Tom Stoppard's play Arcadia is being revived on Broadway right now. I saw it Friday night. Much of the play is about a young math genius, a girl living 200 years ago, who writes in her notebook:
"I, Thomasina Coverly, have found a truly wonderful method whereby all the forms of nature must give up their numerical secrets and draw themselves through numbers alone."
She asks her tutor:
"God's truth, Septimus, if there is an equation for a curve like a bell, there must be an equation for one like a bluebell, and if a bluebell, why not a rose? Do we believe nature is written in numbers?"
Well, numbers are written in nature, especially our friend Pi. As Richard Preston wrote in the New Yorker 20 years ago:  Pi hides in the rainbow, and sits in the pupil of the eye, and when a raindrop falls into water pi emerges in the spreading rings. 
Leave your comments below, e-mail or Tweet us @wnprcolin.



Circles in nature?

"Besides, there are no true circles in nature, are there?" The shape of the pupil of the human eye is a circle. Here is an example of a circle created kinetically in nature out of ice floating over a whirlpool in a river or stream:

E-mail from Dan

Does our inability to nail down pi mean there is no such thing as a perfect circle?

Does it show that the perfection is not to be found in the finite, only in the infinite?

E-mail from Bill

Any relationship between Pi and Uncertainty Principle i.e. structure of universe? Does it point to infinite universe?

E-mail from A Different Kevin

you mentioned the disk of the Sun as an example of pi's prominence in the natural world, but did you know that the Sun's mass bends space in such a way that its radius is greater than what it ought to be given its circumference?

In the case of black holes, for example, the radius is infinite.

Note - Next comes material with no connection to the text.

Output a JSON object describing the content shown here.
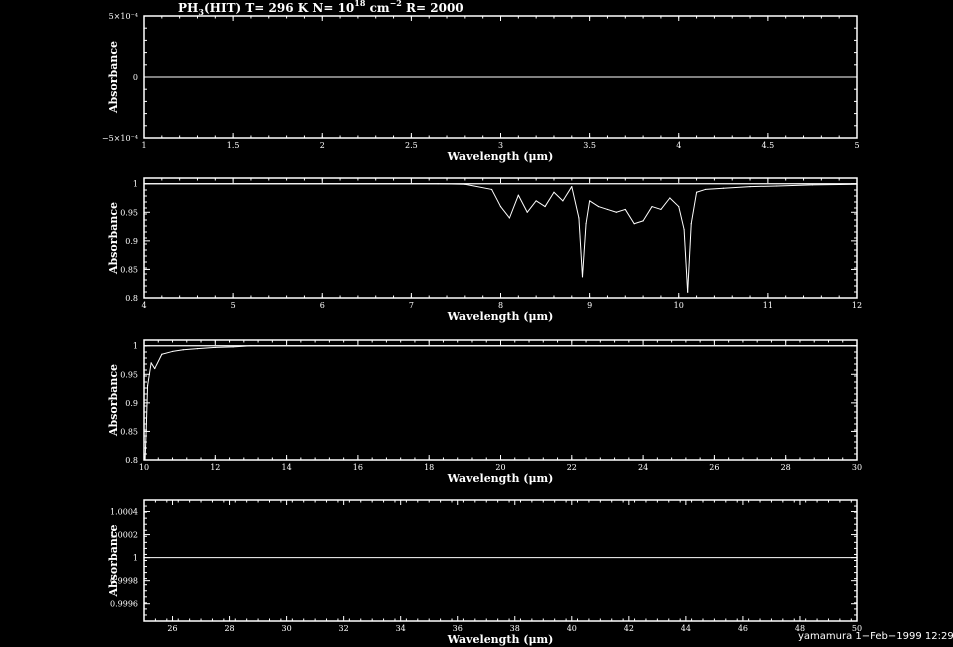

Besides, there are no true circles in nature, are there?

E-mail From Jay

Prof. Michael Neumann, Chmn of the UConn math dept. gave a presentation to our group a few years ago about how the rabbis 1,500 years ago approximated "Pi." It's fascinating how they did it.

E-mail from Kevin

Moving from one mtg to the next. Surprised and a little embarrassed at how fascinating i find this. Thanks.